Ethnic Disparities in Deep Sedation of Patients with Acute Respiratory Distress Syndrome in the United States: Secondary Analysis of a Multicenter Randomized Trial

Mari Armstrong-Hough, Paul Lin, Shrathinth Venkatesh, Muhammad Ghous, Catherine L. Hough, Stephanie Cook, Theodore J. Iwashyna, Thomas S. Valley

Research output: Contribution to journalArticlepeer-review

Abstract

Rationale: Patients identified as Hispanic, the largest minority group in the United States, are more likely to die from acute respiratory distress syndrome (ARDS) than non-Hispanic patients. Mechanisms to explain this disparity remain unidentified. However, Hispanic patients may be at risk of overexposure to deep sedation because of language differences between patients and clinicians, and deep sedation is associated with higher ARDS mortality.Objective: We examined associations between Hispanic ethnicity and exposure to deep sedation among patients with ARDS.Methods: A secondary analysis was conducted of patients enrolled in the control arm of a randomized trial of neuromuscular blockade for ARDS across 48 U.S. hospitals. Exposure to deep sedation was measured over the first 5 days that a patient was alive and received mechanical ventilation.

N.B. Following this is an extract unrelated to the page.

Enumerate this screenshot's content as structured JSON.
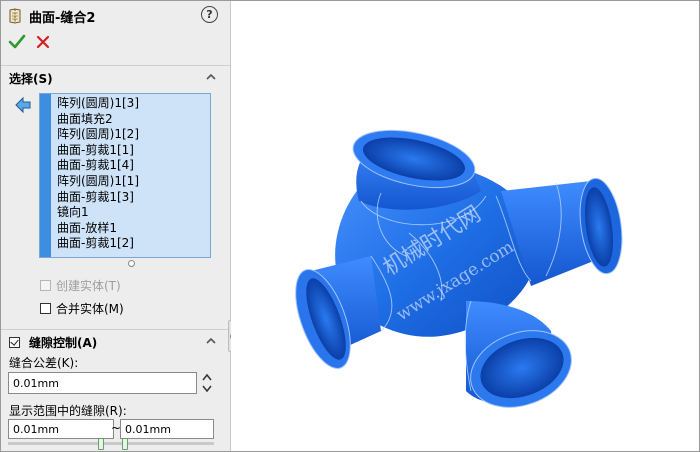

Multilevel mixed-effects models were used to evaluate associations between Hispanic ethnicity and exposure to deep sedation, controlling for patient characteristics.Results: Patients identified as Hispanic had approximately five times the odds of deep sedation (odds ratio, 4.98; 95% confidence interval, 2.02-12.28; P < 0.0001) on a given day, compared with non-Hispanic White patients. Hospitals with at least one enrolled Hispanic patient kept all enrolled patients deeply sedated longer than hospitals without any enrolled Hispanic patients (85.8% of ventilator-days vs. 65.5%; P < 0.001).Conclusions: Hispanic patients are at higher risk of exposure to deep sedation than non-Hispanic White patients. There is an urgent need to understand and address disparities in sedation delivery.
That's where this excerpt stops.